While these patient accounts defy common sense, there is room for creative exploitation of the complex regulatory language surrounding the ACA. Consider this from Ellen Montz, deputy administrator and director of the Center for Consumer Information and Insurance Oversight at the Centers for Medicare & Medicaid Services, in an emailed response to questions and an interview request on this topic: “If a preventive service separately or not tracked as individual encounter data separate from an office visit and the primary purpose of the office visit is not to deliver the preventive component or service, then the plan issuer may impose cost-sharing for the office visit.”

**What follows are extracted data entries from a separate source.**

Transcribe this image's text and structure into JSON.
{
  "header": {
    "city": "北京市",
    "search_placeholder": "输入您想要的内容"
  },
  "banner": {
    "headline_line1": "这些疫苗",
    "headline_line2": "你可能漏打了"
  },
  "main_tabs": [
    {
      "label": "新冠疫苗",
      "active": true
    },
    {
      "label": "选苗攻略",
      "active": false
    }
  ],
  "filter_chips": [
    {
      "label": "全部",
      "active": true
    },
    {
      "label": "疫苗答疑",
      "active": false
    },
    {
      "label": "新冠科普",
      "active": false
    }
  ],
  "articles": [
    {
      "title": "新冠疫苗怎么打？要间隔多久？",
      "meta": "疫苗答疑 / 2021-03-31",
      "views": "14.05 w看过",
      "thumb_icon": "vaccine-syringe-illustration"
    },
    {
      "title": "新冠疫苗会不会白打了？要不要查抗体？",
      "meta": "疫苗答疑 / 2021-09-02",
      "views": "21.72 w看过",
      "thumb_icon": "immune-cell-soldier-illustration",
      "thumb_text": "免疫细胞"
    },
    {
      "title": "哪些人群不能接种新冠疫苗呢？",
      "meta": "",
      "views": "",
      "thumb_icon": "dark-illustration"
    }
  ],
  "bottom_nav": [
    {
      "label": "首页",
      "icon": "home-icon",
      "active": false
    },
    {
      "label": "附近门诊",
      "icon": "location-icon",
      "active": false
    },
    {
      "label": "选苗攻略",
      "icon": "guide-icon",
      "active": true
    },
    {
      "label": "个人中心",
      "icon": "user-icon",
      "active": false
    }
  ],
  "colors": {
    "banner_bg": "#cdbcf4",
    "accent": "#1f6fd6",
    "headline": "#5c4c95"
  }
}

So if the doctor decides that a patient’s report of stomach pain does not fall under the umbrella of preventive care, then can that aspect of the visit be billed separately and the patient has to pay?
And then there’s this, also from Montz: “Whether a facility fee is allowed to be charged to a consumer will depend on whether the use of the facility is an integral part of getting the mammogram or any other preventive service required to be covered without cost-sharing under federal law.”
But wait, how can you get a mammogram or colonoscopy without a setup?
Unfortunately, there is no federal enforcement mechanism to detect individual billing abuses. And the agencies’ remedies are weak — they simply instruct insurers to reprocess claims or tell patients they can resubmit them.
In the absence of stronger enforcement or remedies, CMS could likely clamp down on these practices and give patients the tools to fight back by offering the clarity the agency provided a few years ago on polyp biopsies—defining more clearly what falls under the category of preventive care, what can be billed and what can’t.
The stories KFF Health News and NPR are receiving are likely just the tip of the iceberg. And while each bill may be relatively small compared to the staggering $10,000 hospital bills that have become all too familiar in the United States, the sad consequences are manifold. Patients pay bills they don’t owe, depriving them of cash they could use elsewhere. If they can’t pay, these accounts can end up in debt collection agencies and ultimately hurt their credit score.
Perhaps most troubling: These windfall bills may discourage people from seeking out potentially life-saving screenings, which is why the ACA deemed them “essential health benefits” that should be free.
This article was reprinted by khn.orga national newsroom that produces in-depth health journalism and is one of KFF’s core operating programs – the independent source for health policy research, polling and journalism.